Saturday, 17 August 2013

The Risk of Adventure

There's only one or two things that beat a good night's sleep. I leave it to others to fill in the rest of that aphorism. Last night I had a good night's sleep here in Gaspè, Quebec. My arrival, late last night, was not according to plan. Of course, given the complete lack of planning involved in this trip, it would be pure hubris to say anything had gone according to plan or not. I am simply here and awake. This is a good way to start any day.

Yesterday I took the ferry from Baie-Comeau to Matane on the Gaspè. My thought had been to stop and stay there in a local hotel. The hotel had one wheelchair room and it was occupied. They had other rooms with easy access but their idea of easy access was across a lawn, up a 2" step and steep ramp. I declined, thinking I would stay in the next town up the road.

That fateful decision lead to a couple of things which you could see as bad or good, depending on your sense of adventure. I choose good. First, it meant discovering the truth about not only the Gaspè but most small tourist regions. It has created a truism for me. All small motels have big stairs. That's all. From Matane to Gaspè I stopped at about 10 small, local motels and called about 20 others, some overlooking the sea, some overlooking the forest, some overlooking the highway. Many of them had ramps into the office; all of them had ledges, porches, steps or other such imprecation generating hurdles before the guest room door. Hour upon hour, village after village, mile after mile, motel after motel, all with stairs.

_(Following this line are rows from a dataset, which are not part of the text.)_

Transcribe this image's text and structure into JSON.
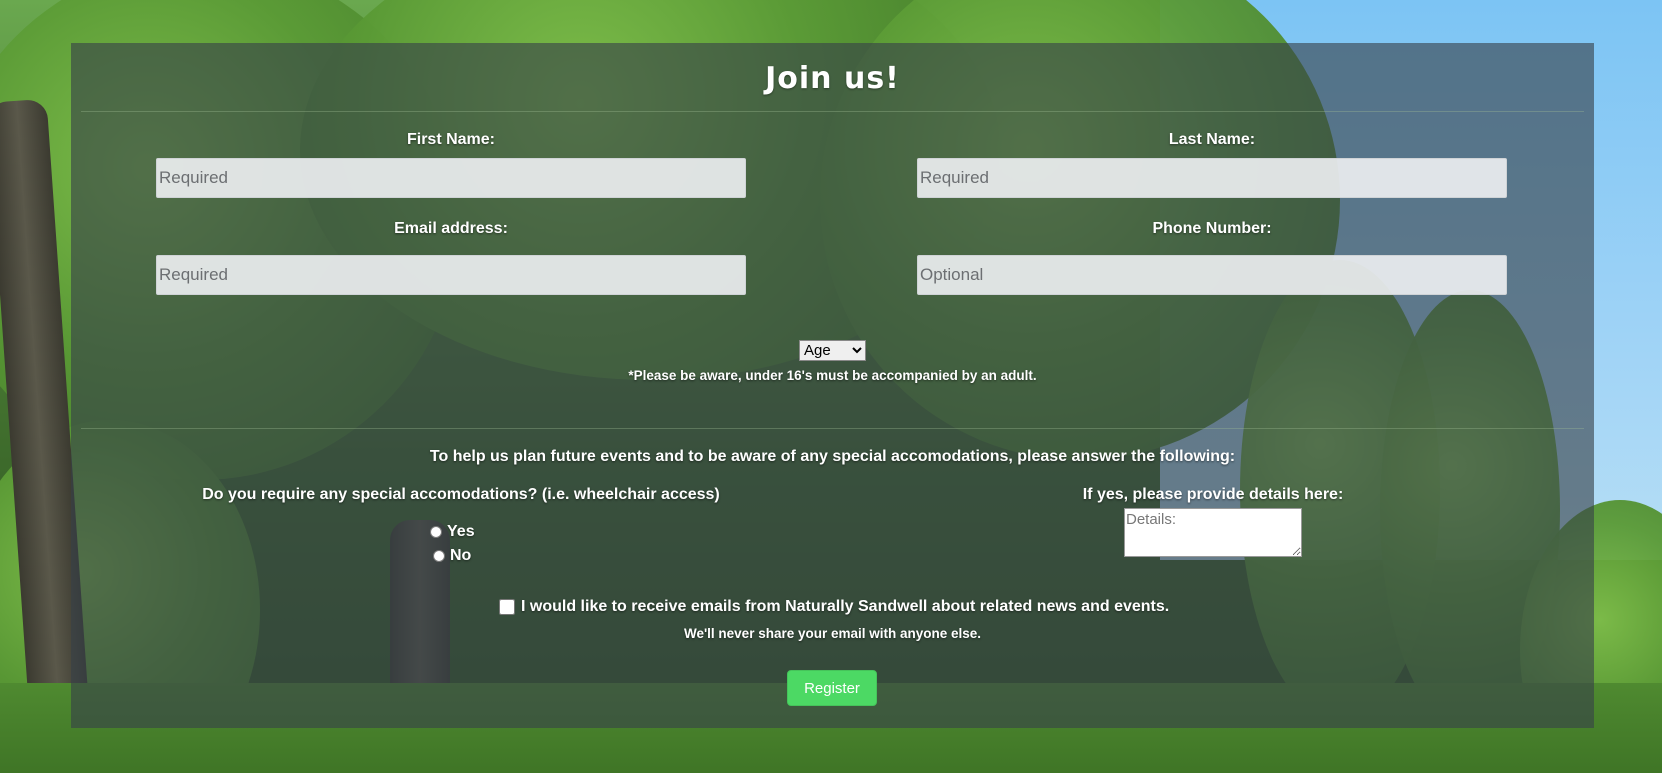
{
  "form": {
    "title": "Join us!",
    "first_name": {
      "label": "First Name:",
      "placeholder": "Required"
    },
    "last_name": {
      "label": "Last Name:",
      "placeholder": "Required"
    },
    "email": {
      "label": "Email address:",
      "placeholder": "Required"
    },
    "phone": {
      "label": "Phone Number:",
      "placeholder": "Optional"
    },
    "age": {
      "selected": "Age"
    },
    "age_note": "*Please be aware, under 16's must be accompanied by an adult.",
    "accommodations_intro": "To help us plan future events and to be aware of any special accomodations, please answer the following:",
    "accommodations_question": "Do you require any special accomodations? (i.e. wheelchair access)",
    "yes_label": "Yes",
    "no_label": "No",
    "details_label": "If yes, please provide details here:",
    "details_placeholder": "Details:",
    "newsletter_label": "I would like to receive emails from Naturally Sandwell about related news and events.",
    "privacy_note": "We'll never share your email with anyone else.",
    "register_label": "Register"
  },
  "colors": {
    "register_button": "#4cd964",
    "panel_overlay": "#374148"
  }
}
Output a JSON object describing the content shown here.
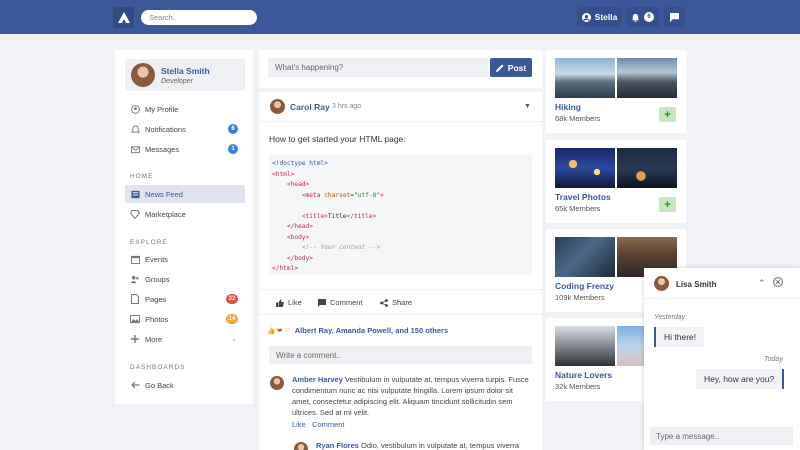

The next thing this did for me is enforce a night drive, prefaced by a sunset roll along the coast road of the Gaspè. This was a true wonderment, a show beyond all expectations. The road was smooth, clear and nearly empty. As the sun slowly settled in the west, it found it's recess in the waters of the Gulf of St. Lawrence. It's leisurely journey brought on a sunset of the purest hue, a gentle light seen through amber, throwing all of the water, the mountainsides, the trees, the rocks, the road itself into this scene of gold tinge, brightened by the soft setting sun. A single tincture, brushed surely by the hand of God, shaping a vision that I had never seen and may never see again

Then came the night, slowly through dusk and dark, and onward I drove. This too was a new creation of this amazing coast. Town after town, twinkling in their man-made starlight, seen afar round curves and capes as the highway winds, showed themselves distant and welcoming. Lighthouses, bright beacons for the sea, the holding posts of the heavens, rose up and shone their pharos out across the open water. Small boats and large, reds and greens dangling so near the cold seas as to seem near drowning, made their way into small, breakwatered harbours, ready to bring safely home those aboard. Each town had its harbour; each town had its lights; each town had its own picture to paint both in the late dusk and full darkness.

The road wove in and out, climbed up and down, rolled forth and back, sometimes so close to the sea that there were warning signs to alert motorists to the dangers of waves from a storm tossed sea that might come crashing onto and over the roadway. And in the end, the road brought me here.

Who needs a plan? I'll take the risk of adventure any day.

1 comment:

  1. You have written a sonnet Rick on the wonderments of the Gaspe.